Merry Xmas
Merry Xmas

Tis the Season of Good Will. So, mindful of the fact that for many this Christmas Day will not be the one they had hoped for, I’m putting aside the serious tone of my usual columns to concentrate on something a little lighter.

Today, Christians the world over celebrate Christmas as the birth of Jesus, yet it wasn’t until 336AD that the Romans first adopted the 25th December as a Christian festival. Whatever the reason they selected that exact date, for hundreds of years it remained only a minor celebration in the Christian calendar, indeed it wasn’t until the Victorians that something we’d recognise as Christmas began to emerge.

As with so much of that period, the Royal Family played a significant role, importing the traditions of their ancestral German homelands into common British practice. Yet, if there’s one person who can be said to have inspired Christmas as we think of it today, we see his presence filling the Christmas TV schedule every year. That man of course was Charles Dickens.

I remember being taken to see A Muppet’s Christmas Carol as a child, but it took another twelve years before I got around to reading the work itself along with Dickens’ numerous other Christmas stories. These novellas, best sellers of their day, managed over the course of decades to reshape the public’s conception of the festival and how it was celebrated. Even today the quintessential Christmas image is incomplete without snow-filled Victorian streets.

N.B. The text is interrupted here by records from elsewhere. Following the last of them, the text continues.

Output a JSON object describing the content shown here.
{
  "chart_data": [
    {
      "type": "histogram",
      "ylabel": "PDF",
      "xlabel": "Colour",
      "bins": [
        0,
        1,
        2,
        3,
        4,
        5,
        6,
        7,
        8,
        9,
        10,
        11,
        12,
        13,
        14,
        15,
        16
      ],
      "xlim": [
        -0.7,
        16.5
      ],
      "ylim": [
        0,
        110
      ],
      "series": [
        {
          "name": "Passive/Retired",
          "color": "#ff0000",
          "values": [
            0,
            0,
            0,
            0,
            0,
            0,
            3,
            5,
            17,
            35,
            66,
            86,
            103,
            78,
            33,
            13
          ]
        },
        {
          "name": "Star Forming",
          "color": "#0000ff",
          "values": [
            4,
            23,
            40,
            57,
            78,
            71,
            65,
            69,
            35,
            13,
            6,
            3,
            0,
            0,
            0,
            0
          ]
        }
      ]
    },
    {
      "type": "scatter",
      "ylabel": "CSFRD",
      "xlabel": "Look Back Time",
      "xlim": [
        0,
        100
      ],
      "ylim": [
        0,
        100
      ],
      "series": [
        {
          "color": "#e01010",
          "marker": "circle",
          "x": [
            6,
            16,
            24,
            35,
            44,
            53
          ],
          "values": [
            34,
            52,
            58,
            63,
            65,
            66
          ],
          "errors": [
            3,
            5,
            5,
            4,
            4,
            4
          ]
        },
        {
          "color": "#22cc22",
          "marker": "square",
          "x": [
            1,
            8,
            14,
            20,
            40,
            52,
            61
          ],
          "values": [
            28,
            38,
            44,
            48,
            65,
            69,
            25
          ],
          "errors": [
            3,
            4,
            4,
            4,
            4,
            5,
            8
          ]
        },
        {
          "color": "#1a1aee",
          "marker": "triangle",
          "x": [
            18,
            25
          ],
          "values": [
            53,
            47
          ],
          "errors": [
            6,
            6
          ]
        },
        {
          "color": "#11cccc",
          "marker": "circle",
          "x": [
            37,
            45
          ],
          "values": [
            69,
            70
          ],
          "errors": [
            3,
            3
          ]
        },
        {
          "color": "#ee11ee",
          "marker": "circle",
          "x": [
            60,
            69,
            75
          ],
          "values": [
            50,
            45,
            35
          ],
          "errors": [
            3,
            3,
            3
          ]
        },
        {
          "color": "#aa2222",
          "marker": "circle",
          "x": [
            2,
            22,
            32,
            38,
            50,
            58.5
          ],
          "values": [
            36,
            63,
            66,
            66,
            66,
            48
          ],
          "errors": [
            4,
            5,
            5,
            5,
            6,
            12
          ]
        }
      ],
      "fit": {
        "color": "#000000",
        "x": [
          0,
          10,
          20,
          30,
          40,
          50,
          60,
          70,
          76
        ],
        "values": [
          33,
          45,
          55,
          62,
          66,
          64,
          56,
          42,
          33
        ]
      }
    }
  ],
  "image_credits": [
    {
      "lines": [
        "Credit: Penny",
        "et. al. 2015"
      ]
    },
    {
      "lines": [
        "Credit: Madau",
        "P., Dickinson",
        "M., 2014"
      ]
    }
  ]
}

Of course, this is a column in the Crawley Observer, so what on Earth is the connection to Crawley? Well, years before it became home to Crawley Museum, The Tree belonged to man named John Leech, one of the most famous cartoonists of his day. A fantastic illustrator, amongst Leech’s many works were the images which helped make Charles Dickens’ Christmas stories so popular.

Crawley may be a New Town, but its history stretches back much further and it is fair to say that the very roots of Christmas itself can be found as much beneath The Tree in our High Street as anywhere else.